Keeping calm when everything is quiet, that's not true serenity; keeping calm in the middle of the most adverse and threatening action, that's true serenity.

Takuan Soho

Fusoshin as a strategy may help both in a fight and when interacting with other people. In the face of danger, provocation or deception from the opponent, not showing any external signs of what we intend to do or how we feel inside may give us psychological advantage over the opponent. Likewise, the person whose temper and/or emotions are known and predictable can be handled and overcome relatively easily if we know how to take advantage and use this against them.


This refers to the spirit that transcends and goes beyond the limits of experience. In Budo this is normally called 'satori' or 'enlightenment'. It's a very high level of mastery and control over oneself.

Seishin also refers to a merciful and purified heart/spirit. The true way of Budo is the way of peace, the art of winning without fighting.

Do not hit others, do not get hit by others, this is the principle of peace without incidents.

Chojun Miyagi

As budoka, our main goal is always avoiding conflict with another person and even in a hypothetical case of extreme conflict we must support peace. A selfish and out-of-control spirit which seeks to harm deliberately does not dignify bodoka but turns them into a beast. Defense, even putting our physical integrity at risk is an essential attribute of Karate-do.

There's no first attack in karate

Kata is the essence of Karate-do. In-depth study of the kata will reveal the different principles and strategies passed on by the great masters. All kata begin with a defense and, as far as I know, there's no kata made up of just offensive techniques... why? This fosters the right attitude of avoiding conflict in the karateka.

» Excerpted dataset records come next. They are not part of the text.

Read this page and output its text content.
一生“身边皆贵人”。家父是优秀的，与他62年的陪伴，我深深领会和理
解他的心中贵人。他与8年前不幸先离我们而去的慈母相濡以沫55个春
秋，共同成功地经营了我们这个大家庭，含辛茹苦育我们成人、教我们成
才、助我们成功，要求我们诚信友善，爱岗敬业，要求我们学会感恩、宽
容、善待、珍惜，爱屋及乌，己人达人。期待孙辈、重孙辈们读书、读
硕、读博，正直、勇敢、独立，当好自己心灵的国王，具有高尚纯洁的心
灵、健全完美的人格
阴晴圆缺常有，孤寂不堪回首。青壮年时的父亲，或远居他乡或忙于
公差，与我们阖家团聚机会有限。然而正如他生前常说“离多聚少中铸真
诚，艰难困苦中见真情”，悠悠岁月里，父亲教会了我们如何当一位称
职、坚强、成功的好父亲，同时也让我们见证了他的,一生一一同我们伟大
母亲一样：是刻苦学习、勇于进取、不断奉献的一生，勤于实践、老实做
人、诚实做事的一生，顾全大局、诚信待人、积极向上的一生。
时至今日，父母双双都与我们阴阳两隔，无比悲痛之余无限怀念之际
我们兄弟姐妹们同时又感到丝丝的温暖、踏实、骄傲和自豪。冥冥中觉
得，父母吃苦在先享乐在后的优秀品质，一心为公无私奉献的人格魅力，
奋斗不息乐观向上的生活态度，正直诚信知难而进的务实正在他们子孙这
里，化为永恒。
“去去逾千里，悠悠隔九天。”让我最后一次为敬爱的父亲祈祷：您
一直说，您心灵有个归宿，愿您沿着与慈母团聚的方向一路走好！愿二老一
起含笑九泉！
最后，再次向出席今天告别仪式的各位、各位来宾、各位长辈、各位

On the other hand, if we take a look at the offensive techniques found in the kata, we can see that some of them are quite dangerous in nature (using sharp tools to strike vital points) while others are less harmful (using blunt tools, dodging, disengaging...). Why did they include this kind of techniques in the kata? As budoka, if we find ourselves facing a stressful situation, we need to come up with a quick answer, and if this is proportionate to the risk we are facing, this will help us feel our merciful and purified spirit and be in peace with ourselves.

Jordi Muria Gratacós

“No matter how you may excel in the art of Karate, and in your scholastic endeavors,
nothing is more important than your behavior and your humanity as observed in daily life.”